Project Participants

The Arhoolie Foundation

The Arhoolie Foundation was established to preserve and promote regional or vernacular music created in the United States. It not only owns this immense collection of records, but also assists in producing film documentaries, exhibits, live presentations, and academic research to strengthen America's musical traditions for generations to come. Its Frontera Collection provides access to a rich vernacular music tradition and a window into Mexican American popular culture.

Founder and President Chris Strachwitz and a distinguished board of directors from diverse disciplines formed the Arhoolie Foundation in 1995. Once the collection is digitized, the Arhoolie Foundation will develop programs to introduce these recordings into U.S. classrooms.

UCLA Chicano Studies Research Center

Since its founding in 1969, the UCLA Chicano Studies Research Center (CSRC) has established a national reputation for cutting-edge research that makes a difference with respect to the growing Chicano and Latino populations in the United States. The CSRC Library houses the largest number of archival holdings in the U.S. on the Chicano-Latino population and received the first Diversity Award from the Society of American Archivists. The award-winning CSRC Press publishes policy briefs, research reports, oral histories, DVDs, books, and Atzlán, the premiere journal in its field. The CSRC also organizes free public programs on campus and in the community throughout the year, and it reaches an international audience through museum exhibitions. Current research projects focus on public health, education, law, economic security, media impact, and the arts.
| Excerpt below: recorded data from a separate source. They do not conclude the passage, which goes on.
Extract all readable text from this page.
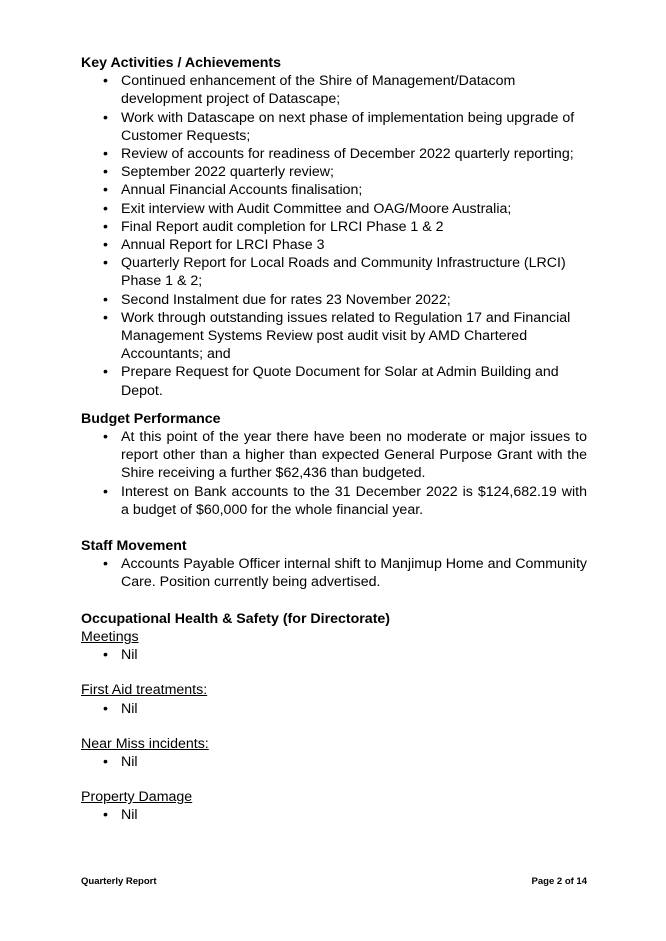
Key Activities / Achievements
• Continued enhancement of the Shire of Management/Datacom development project of Datascape;
• Work with Datascape on next phase of implementation being upgrade of Customer Requests;
• Review of accounts for readiness of December 2022 quarterly reporting;
• September 2022 quarterly review;
• Annual Financial Accounts finalisation;
• Exit interview with Audit Committee and OAG/Moore Australia;
• Final Report audit completion for LRCI Phase 1 & 2
• Annual Report for LRCI Phase 3
• Quarterly Report for Local Roads and Community Infrastructure (LRCI) Phase 1 & 2;
• Second Instalment due for rates 23 November 2022;
• Work through outstanding issues related to Regulation 17 and Financial Management Systems Review post audit visit by AMD Chartered Accountants; and
• Prepare Request for Quote Document for Solar at Admin Building and Depot.
Budget Performance
• At this point of the year there have been no moderate or major issues to report other than a higher than expected General Purpose Grant with the Shire receiving a further $62,436 than budgeted.
• Interest on Bank accounts to the 31 December 2022 is $124,682.19 with a budget of $60,000 for the whole financial year.
Staff Movement
• Accounts Payable Officer internal shift to Manjimup Home and Community Care. Position currently being advertised.
Occupational Health & Safety (for Directorate)

Meetings

• Nil

First Aid treatments:

• Nil

Near Miss incidents:

• Nil

Property Damage

• Nil
Quarterly Report	Page 2 of 14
The CSRC hosts a competitive grant/fellowship program and the Los Tigres del Norte Fund.

UCLA Library

The Strachwitz Fontera digital archive is hosted by the UCLA Library, with expertise drawn from the Music Library and Digital Library Program. The Music Library is the central repository of music materials at UCLA, complemented by Performing Arts Special Collections, which houses one of the country's most significant collections of popular sheet music and sound recordings. Services to support metadata management, database and website development, and long term preservation of the collection are provided by the Digital Library Program.

The Frontera project team advises on technical and descriptive standards for the project, which ensure the persistence of the audio files and descriptive data that the Arhoolie Foundation and UCLA Library staff are creating. Digitization standards for both the disc labels and the audio files have been set at a high level to conform to emerging national standards in the field and to preserve the highest possible fidelity to the sound qualities of the original analog formats. The image and sound data files produced by the project are of a high quality.